Kasıtlı olarak parantez
kavramını Türkiye’nin geleceği
doğrultusunda kullanan kararlı kişiler
,yakın gelecekte Türkiye Cumhuriyeti gibi güçlü
ve çağdaş bir ulus devleti orta
alandan kaldırmak istedikleri için, parantez kavramını bilinçli olarak öne
çıkarmakta ve bu kavramdan hareket ederek Türk devletinin kalıcı esas devlet
olmadığını ve bu nedenle de ancak bir parantez durumu ile açıklanabilecek
geçici bir statüye sahip olduğunu ,Türk kamuoyuna genel anlamda benimsetmeye çalışan Türkiye karşıtları ,
Türklerin bağımsız devletini bir parantez kıskacı içine alırlarken , bu devletin aslında kalıcı olmadığını ve tüm parantezler gibi geçicilik gösterdiğini
,Türk kamuoyuna anlatmaya
çalışmaktadırlar . Parantez kavramının her zaman için genel doğrunun dışına
çıkan durumları ifade etmesinden yararlanmak isteyen cumhuriyet düşmanlarının ,
Türk devletini de genel doğru çizgisinin dışında kalan bir siyasal oluşum
olarak tarih sahnesine çıktığını , normal duruma dönülme noktasına gelindiğinde
bugün sınırları içinde Türk devletinin egemenlik düzeninin geçerli olduğu Misakı Milli yapılanmasının, söz konusu olamayacağını açıkça dile getirmekten çekinmemektedirler .
Normal
bir yazı düzeninde nasıl normalin
ötesindeki kelimeler ya da açıklamalar yazının içinde belirtilirken parantez
içine alınıyorsa ,Türkiye Cumhuriyetinin varlığı da istisnai durum gibi
düşünülerek ,geçicilik parantezi içinde
açıklanmaya çalışılmaktadır . Parantezci yaklaşım içinde Türk devletini
ele alanlar , parantez olarak kabül ettikleri Türkiye Cumhuriyeti’nin geçici
bir devlet olduğunu , bu nedenle hiçbir zaman kalıcılık iddiasında
bulunamayacağını , tüm diğer parantez içinde belirtilen geçici durumlar gibi
,Türk devletinin de tarih sahnesinde
geçicilikten öteye gidemeyeceğini , her aşamada dile getirmekten
kaçınmamaktadırlar . Siyaset biliminin ortaya koyduğu bilgiler doğrultusunda
,ancak başarısız olan ya da zayıf kalan devletler için geçicilik ya da istisnai durum konumu öne sürülebilmektedir .

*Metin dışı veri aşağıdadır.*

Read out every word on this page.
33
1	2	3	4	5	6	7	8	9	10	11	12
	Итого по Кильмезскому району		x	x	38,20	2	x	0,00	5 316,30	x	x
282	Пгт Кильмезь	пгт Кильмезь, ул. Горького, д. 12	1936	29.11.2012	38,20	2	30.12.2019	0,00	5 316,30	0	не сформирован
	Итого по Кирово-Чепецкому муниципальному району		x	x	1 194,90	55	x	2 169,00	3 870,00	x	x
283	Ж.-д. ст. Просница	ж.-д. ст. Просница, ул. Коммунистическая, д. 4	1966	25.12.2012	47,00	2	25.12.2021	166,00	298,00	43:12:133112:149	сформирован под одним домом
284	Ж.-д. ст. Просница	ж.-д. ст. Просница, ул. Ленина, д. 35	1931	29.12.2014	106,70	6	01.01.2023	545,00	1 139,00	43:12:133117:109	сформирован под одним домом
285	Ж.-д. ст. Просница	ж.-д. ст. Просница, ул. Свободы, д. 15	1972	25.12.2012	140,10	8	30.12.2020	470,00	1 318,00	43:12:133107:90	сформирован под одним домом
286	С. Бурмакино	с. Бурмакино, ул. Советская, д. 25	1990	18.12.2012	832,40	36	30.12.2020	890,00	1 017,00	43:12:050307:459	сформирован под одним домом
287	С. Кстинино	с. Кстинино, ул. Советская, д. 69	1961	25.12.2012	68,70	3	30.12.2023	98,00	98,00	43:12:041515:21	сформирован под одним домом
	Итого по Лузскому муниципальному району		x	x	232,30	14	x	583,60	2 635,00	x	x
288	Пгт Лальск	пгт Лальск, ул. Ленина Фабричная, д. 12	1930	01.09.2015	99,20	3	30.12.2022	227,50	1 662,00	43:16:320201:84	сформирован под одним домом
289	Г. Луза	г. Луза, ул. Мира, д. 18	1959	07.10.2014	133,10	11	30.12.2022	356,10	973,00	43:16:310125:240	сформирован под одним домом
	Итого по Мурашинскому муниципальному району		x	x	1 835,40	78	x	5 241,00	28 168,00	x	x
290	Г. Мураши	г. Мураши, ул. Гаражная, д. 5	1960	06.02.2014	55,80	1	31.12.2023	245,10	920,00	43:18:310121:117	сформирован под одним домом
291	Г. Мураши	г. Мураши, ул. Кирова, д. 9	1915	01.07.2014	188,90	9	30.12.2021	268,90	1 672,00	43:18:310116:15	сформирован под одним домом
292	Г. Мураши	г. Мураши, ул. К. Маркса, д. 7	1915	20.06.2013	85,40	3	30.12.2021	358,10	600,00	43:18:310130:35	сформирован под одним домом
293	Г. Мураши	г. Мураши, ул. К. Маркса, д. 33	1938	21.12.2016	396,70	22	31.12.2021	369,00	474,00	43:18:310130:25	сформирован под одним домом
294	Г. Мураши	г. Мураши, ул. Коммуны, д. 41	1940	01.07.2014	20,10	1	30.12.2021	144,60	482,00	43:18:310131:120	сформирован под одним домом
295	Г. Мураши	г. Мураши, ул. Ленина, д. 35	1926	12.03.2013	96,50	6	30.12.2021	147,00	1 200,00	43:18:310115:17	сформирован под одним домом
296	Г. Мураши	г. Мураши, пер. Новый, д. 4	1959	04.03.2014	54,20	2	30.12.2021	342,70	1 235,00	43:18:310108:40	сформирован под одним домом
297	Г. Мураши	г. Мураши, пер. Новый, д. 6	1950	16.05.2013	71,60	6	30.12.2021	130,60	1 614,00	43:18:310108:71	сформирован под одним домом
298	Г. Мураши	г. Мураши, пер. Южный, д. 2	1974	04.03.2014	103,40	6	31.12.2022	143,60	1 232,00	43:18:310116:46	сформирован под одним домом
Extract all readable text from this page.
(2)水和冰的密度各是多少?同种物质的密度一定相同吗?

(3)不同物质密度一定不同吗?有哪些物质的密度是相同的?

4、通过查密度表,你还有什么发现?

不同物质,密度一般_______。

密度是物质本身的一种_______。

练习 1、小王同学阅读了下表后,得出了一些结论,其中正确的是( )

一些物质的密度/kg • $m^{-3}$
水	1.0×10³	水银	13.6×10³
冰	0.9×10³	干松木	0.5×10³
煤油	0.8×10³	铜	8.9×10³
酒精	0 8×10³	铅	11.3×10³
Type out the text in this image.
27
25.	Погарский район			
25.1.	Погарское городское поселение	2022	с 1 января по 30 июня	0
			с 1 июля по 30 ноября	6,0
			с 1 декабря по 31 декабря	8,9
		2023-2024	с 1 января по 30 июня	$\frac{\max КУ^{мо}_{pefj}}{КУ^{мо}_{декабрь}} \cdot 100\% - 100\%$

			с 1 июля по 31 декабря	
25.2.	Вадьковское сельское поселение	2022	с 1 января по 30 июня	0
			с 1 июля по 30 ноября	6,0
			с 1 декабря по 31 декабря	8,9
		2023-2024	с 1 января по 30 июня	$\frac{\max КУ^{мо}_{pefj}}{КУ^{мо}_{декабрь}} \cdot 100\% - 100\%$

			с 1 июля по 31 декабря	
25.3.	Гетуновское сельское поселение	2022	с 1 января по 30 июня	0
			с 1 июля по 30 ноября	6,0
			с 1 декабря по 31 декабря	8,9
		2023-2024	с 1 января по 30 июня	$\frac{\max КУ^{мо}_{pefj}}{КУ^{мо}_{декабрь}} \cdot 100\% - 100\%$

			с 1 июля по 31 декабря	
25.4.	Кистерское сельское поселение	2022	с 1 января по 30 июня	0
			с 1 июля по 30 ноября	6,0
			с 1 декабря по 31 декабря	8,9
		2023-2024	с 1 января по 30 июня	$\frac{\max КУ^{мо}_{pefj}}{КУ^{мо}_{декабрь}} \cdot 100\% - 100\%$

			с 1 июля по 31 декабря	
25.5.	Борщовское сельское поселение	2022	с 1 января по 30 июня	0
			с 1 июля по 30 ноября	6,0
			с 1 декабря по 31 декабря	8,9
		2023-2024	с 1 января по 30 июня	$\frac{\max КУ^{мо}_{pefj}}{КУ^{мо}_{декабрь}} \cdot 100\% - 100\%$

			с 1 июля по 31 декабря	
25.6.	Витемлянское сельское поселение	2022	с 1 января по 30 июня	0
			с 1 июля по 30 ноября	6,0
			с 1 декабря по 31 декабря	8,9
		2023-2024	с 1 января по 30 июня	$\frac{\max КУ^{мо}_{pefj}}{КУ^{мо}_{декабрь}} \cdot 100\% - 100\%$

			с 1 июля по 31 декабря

Ne var ki , bütün devletler ,geleceğe dönük bir biçimde sonsuzluk iddiasına
dayalı olarak kurulduğu için, her devletin içinde bulunduğu gerçek durum ve
koşullar genel olarak devletlerin
geleceğini belirlemektedir .
Siyaset bilimi açısından konu ele alındığı zaman ,
Oswald Spengler isimli bir bilim adamının medeniyetler teorisi olarak ortaya
konulan kuramı doğrultusunda
değerlendirme yapmak gerekmektedir . Spangler’in teorisine göre ,
devletlerin hayatı da tıpkı diğer canlılara benzemekte ve bu doğrultuda tıpkı diğer canlı varlıklar
gibi doğmakta , büyümekte ve belirli bir süre yaşadıktan sonra ölmektedirler .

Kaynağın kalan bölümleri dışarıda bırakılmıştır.